In the meantime, there was the interruption to normal daily life necessitated by every able-bodied man going down onto the beach to rake up the weed. He’d not counted on finding a body, never found one before, and to be present when that corpse was identified was an absolute first. He doubted it could have been the lad’s father, for the age disparity was too great; more likely Ruan was a grandson, but either way George wished he could have spared the boy the sight.
‘How is he?’ George asked when Joachim reappeared a few minutes later.
‘Not too good,’ Joachim said. ‘But he won’t leave. He’s sitting outside. Says he’ll not be completely certain until we’ve undressed the body. Apparently this Golo Eck wears a ring that’s unique, and he refuses to believe this is he until we take it out to him.’
George nodded, looking down towards the body and that curled up hand, thanking every god that might be up there playing without care amongst the stars that he’d not taken out his knife.
‘Is it his father? His grandfat
her?’ George asked quietly.
Joachim shook his head. ‘Neither, but I gather he might as well have been.’
And with that they said all that was needed and set about undressing the corpse with method and care. Joachim gave George directions to unbutton and unbuckle his clothes, explaining briefly that the cold of the sea must have delayed the rigour that should already have come and gone. It was not as bad as it had been when George first found him, some of it jogged loose by his travelling from the sands. George took great care to ease the man’s limbs away from his body before tipping him almost into sitting so that Joachim could pull off coat, jerkin and shirt. Joachim next directed George to the foot of the bier and to lift up the legs so they could remove boots, trousers and undergarments.
Once every item of clothing was removed, they went through every pocket of the wretched material before folding the clothes up and laying them neatly on an empty pew. An unsteady drip fell from the stack like a metronome that has lost its rhythm and purpose, yet still carries on regardless. The removal of the ring was an unpleasant task, George having to rub grease from one of the tallow candles up and down the man’s finger, squeezing the putty-like flesh until the ring finally slid away and came free.

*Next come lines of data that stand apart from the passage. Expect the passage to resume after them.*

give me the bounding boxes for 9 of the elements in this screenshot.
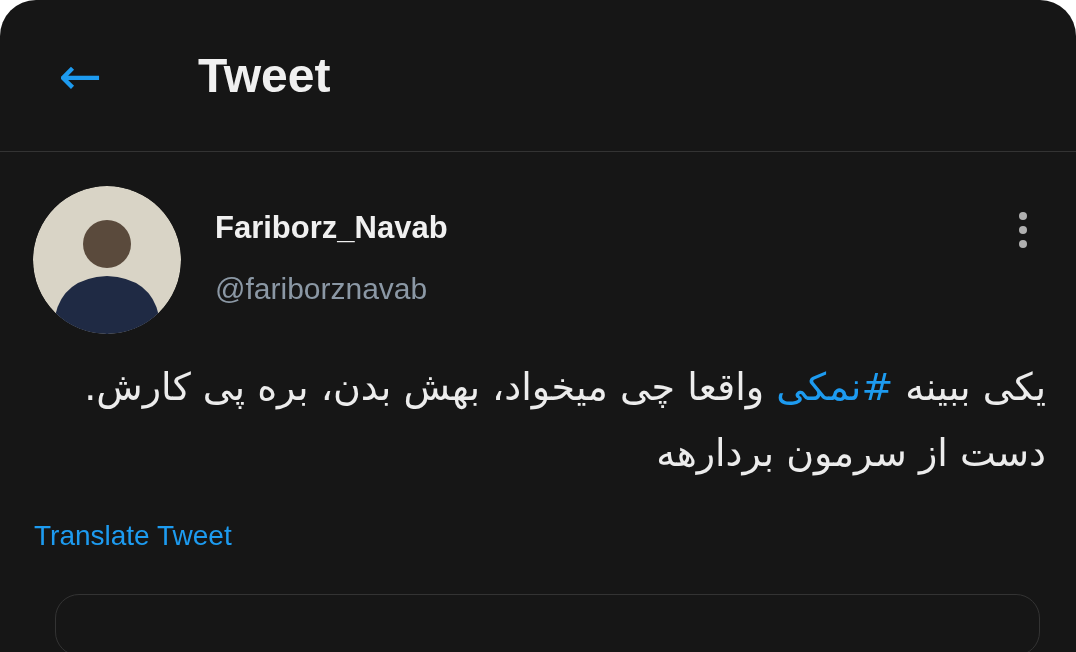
back-button[interactable]: ← (50, 49, 110, 102)
author-name[interactable]: Fariborz_Navab (215, 210, 1016, 246)
avatar-icon[interactable] (33, 186, 181, 334)
more-options-icon[interactable] (1016, 210, 1030, 250)
page-title: Tweet (198, 48, 331, 103)
translate-link[interactable]: Translate Tweet (34, 520, 232, 552)
tweet-text: یکی ببینه #نمکی واقعا چی میخواد، بهش بدن، بره پی کارش. دست از سرمون بردارهه (83, 364, 1047, 478)
hashtag-link[interactable]: #نمکی (776, 365, 894, 409)
author-handle[interactable]: @fariborznavab (215, 272, 1016, 306)
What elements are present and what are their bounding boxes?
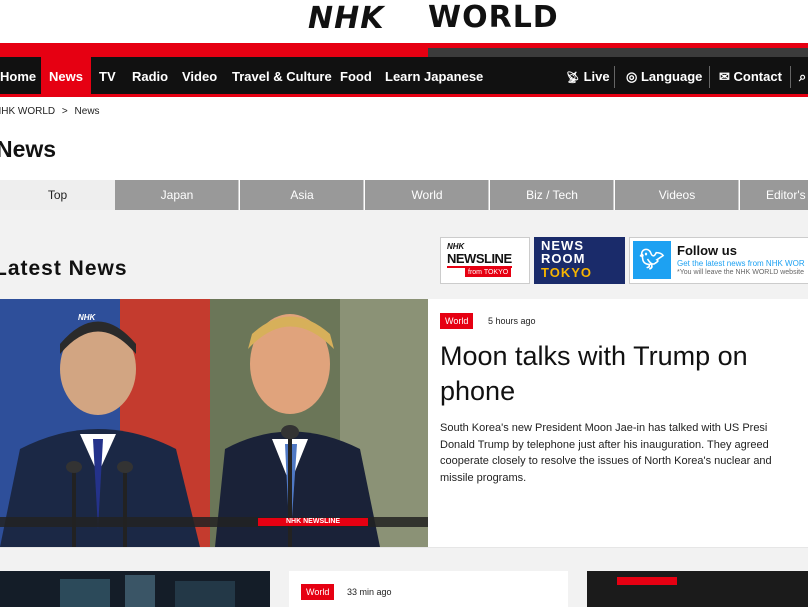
- breadcrumb-current: News: [74, 106, 100, 117]
- twitter-icon: 🐦︎: [633, 241, 671, 279]
- image-watermark: NHK NEWSLINE: [286, 518, 341, 525]
- featured-article[interactable]: World 5 hours ago Moon talks with Trump …: [428, 299, 808, 547]
- site-logo[interactable]: NHK WORLD: [0, 0, 808, 42]
- nav-contact[interactable]: ✉ Contact: [719, 57, 782, 96]
- twitter-banner[interactable]: 🐦︎ Follow us Get the latest news from NH…: [629, 237, 808, 284]
- nav-food[interactable]: Food: [340, 57, 372, 96]
- newsroom-line2: ROOM: [541, 251, 586, 266]
- tab-asia-label: Asia: [290, 188, 314, 202]
- section-title: Latest News: [0, 257, 128, 280]
- newsline-banner[interactable]: NHK NEWSLINE from TOKYO: [440, 237, 530, 284]
- nav-learn-japanese[interactable]: Learn Japanese: [385, 57, 483, 96]
- tab-biz-tech-label: Biz / Tech: [526, 188, 578, 202]
- main-nav: Home News TV Radio Video Travel & Cultur…: [0, 57, 808, 96]
- nav-separator: [790, 66, 791, 88]
- featured-title-line2: phone: [440, 376, 516, 406]
- nav-live[interactable]: 📡︎ Live: [566, 57, 610, 96]
- search-icon[interactable]: ⌕: [799, 57, 806, 96]
- news-card-image[interactable]: [0, 571, 270, 607]
- featured-photo: [0, 299, 428, 547]
- news-card-image[interactable]: [587, 571, 808, 607]
- category-tabs: Top Japan Asia World Biz / Tech Videos E…: [0, 180, 808, 210]
- tab-divider: [613, 180, 614, 210]
- divider: [0, 547, 808, 548]
- page-title: News: [0, 136, 57, 162]
- header-accent-bar: [0, 48, 428, 57]
- tab-divider: [738, 180, 739, 210]
- summary-line: Donald Trump by telephone just after his…: [440, 438, 769, 451]
- nav-news[interactable]: News: [41, 57, 91, 96]
- category-badge[interactable]: World: [440, 313, 474, 329]
- timestamp: 33 min ago: [347, 587, 392, 597]
- breadcrumb-separator: >: [61, 106, 68, 117]
- summary-line: missile programs.: [440, 471, 527, 484]
- newsroom-line3: TOKYO: [541, 265, 592, 280]
- twitter-title: Follow us: [677, 243, 737, 258]
- card-photo: [587, 571, 808, 607]
- tab-editors[interactable]: Editor's: [740, 180, 808, 210]
- tab-japan[interactable]: Japan: [115, 180, 239, 210]
- tab-divider: [363, 180, 364, 210]
- card-photo: [0, 571, 270, 607]
- summary-line: South Korea's new President Moon Jae-in …: [440, 422, 768, 434]
- twitter-line2: *You will leave the NHK WORLD website: [677, 269, 804, 276]
- logo-world: WORLD: [428, 0, 559, 35]
- newsroom-tokyo-banner[interactable]: NEWS ROOM TOKYO: [534, 237, 625, 284]
- news-card[interactable]: World 33 min ago: [289, 571, 568, 607]
- newsline-brand: NHK: [447, 242, 465, 251]
- featured-summary: South Korea's new President Moon Jae-in …: [440, 420, 808, 486]
- nav-live-label: Live: [583, 69, 610, 84]
- nav-video[interactable]: Video: [182, 57, 217, 96]
- tab-divider: [488, 180, 489, 210]
- image-corner-logo: NHK: [78, 313, 96, 322]
- featured-title-line1: Moon talks with Trump on: [440, 341, 748, 371]
- summary-line: cooperate closely to resolve the issues …: [440, 455, 772, 467]
- header-dark-bar: [428, 48, 808, 57]
- featured-image[interactable]: NHK NHK NEWSLINE: [0, 299, 428, 547]
- mail-icon: ✉: [719, 69, 730, 84]
- nav-radio[interactable]: Radio: [132, 57, 168, 96]
- nav-separator: [614, 66, 615, 88]
- nav-accent-line: [0, 94, 808, 97]
- tab-world-label: World: [411, 188, 443, 202]
- tab-top[interactable]: Top: [0, 180, 115, 210]
- logo-nhk: NHK: [308, 1, 385, 36]
- breadcrumb-home[interactable]: NHK WORLD: [0, 106, 55, 117]
- featured-title[interactable]: Moon talks with Trump on phone: [440, 339, 808, 409]
- tab-videos[interactable]: Videos: [615, 180, 739, 210]
- nav-travel-culture[interactable]: Travel & Culture: [232, 57, 332, 96]
- globe-icon: ◎: [626, 69, 638, 84]
- nav-tv[interactable]: TV: [99, 57, 116, 96]
- newsline-name: NEWSLINE: [447, 251, 512, 268]
- twitter-line1: Get the latest news from NHK WOR: [677, 259, 805, 268]
- category-badge[interactable]: World: [301, 584, 335, 600]
- nav-separator: [709, 66, 710, 88]
- nav-language-label: Language: [640, 69, 703, 84]
- nav-language[interactable]: ◎ Language: [626, 57, 702, 96]
- newsline-sub: from TOKYO: [465, 268, 512, 277]
- tab-divider: [238, 180, 239, 210]
- live-icon: 📡︎: [566, 72, 580, 84]
- breadcrumb: NHK WORLD > News: [0, 106, 100, 117]
- nav-home[interactable]: Home: [0, 57, 42, 96]
- tab-japan-label: Japan: [160, 188, 194, 202]
- tab-asia[interactable]: Asia: [240, 180, 364, 210]
- timestamp: 5 hours ago: [488, 316, 536, 326]
- tab-videos-label: Videos: [658, 188, 696, 202]
- nav-contact-label: Contact: [733, 69, 782, 84]
- tab-biz-tech[interactable]: Biz / Tech: [490, 180, 614, 210]
- tab-world[interactable]: World: [365, 180, 489, 210]
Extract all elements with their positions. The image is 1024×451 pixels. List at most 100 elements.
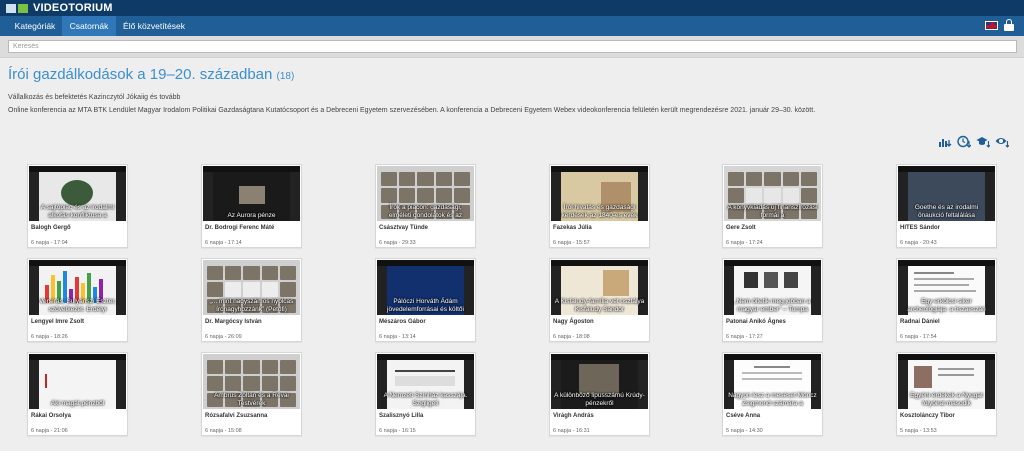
video-author: Mészáros Gábor [379,319,426,325]
search-input[interactable] [8,40,1017,53]
logo-square-green-icon [18,3,28,13]
logo-square-icon [6,3,16,13]
video-meta: 6 napja - 18:08 [553,334,590,340]
main-nav: Kategóriák Csatornák Élő közvetítések [0,16,1024,36]
video-caption: Ambrus Zoltán és a Révai Testvérek [214,392,289,407]
video-caption: Egy erkölcsi siker archeológiája: a tisz… [907,298,986,313]
video-author: Rákai Orsolya [31,413,72,419]
video-meta: 5 napja - 13:53 [900,428,937,434]
video-caption: „Nem öltetik meg jobban a magyar ember” … [734,298,811,313]
video-meta: 6 napja - 15:08 [205,428,242,434]
nav-tab-elo-kozvetitesek[interactable]: Élő közvetítések [118,16,190,36]
eye-icon[interactable] [995,135,1009,148]
video-card[interactable]: Goethe és az irodalmi önaukció feltalálá… [896,164,997,248]
video-card[interactable]: Egyéni érdekek a Nyugat folyóirat másodi… [896,352,997,436]
video-author: Cséve Anna [726,413,761,419]
video-author: Nagy Ágoston [553,319,594,325]
video-card[interactable]: A különböző lipusszámú Krúdy-pénzekről V… [549,352,650,436]
video-author: Balogh Gergő [31,225,71,231]
video-card[interactable]: A Nemzeti Színház kasszája. Szigligeti S… [375,352,476,436]
video-author: Dr. Margócsy István [205,319,262,325]
video-thumbnail[interactable]: A különböző lipusszámú Krúdy-pénzekről [551,354,648,409]
video-author: Virágh András [553,413,594,419]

Once done, George wiped his hands upon his trousers and then immediately regretted it. He felt the slime and stink of the wax and the dead man’s skin seeping through the coarse weave like oil from fish-guts, and knew he would rather beg another pair from the Servants, no matter how ill-fitting, than wear these breeches ever again.
They also removed a well-wrought chain from about the dead man’s neck that held a charm of sorts, with the same lion-like insignia Joachim had noticed on the cuff-links. There was a girdle-pouch too, the kind that travellers strapped about their waists beneath their clothes to keep money and documents safe. From this they extracted a soggy wad of papers that may at one time have been money bills or maybe letters. But it was of no earthly use to anyone now, being little more than a handful of sludge. There was no fob-watch, and for that George felt obscurely grateful, as if its non-existence somehow validated his reluctance to search for it in the first place.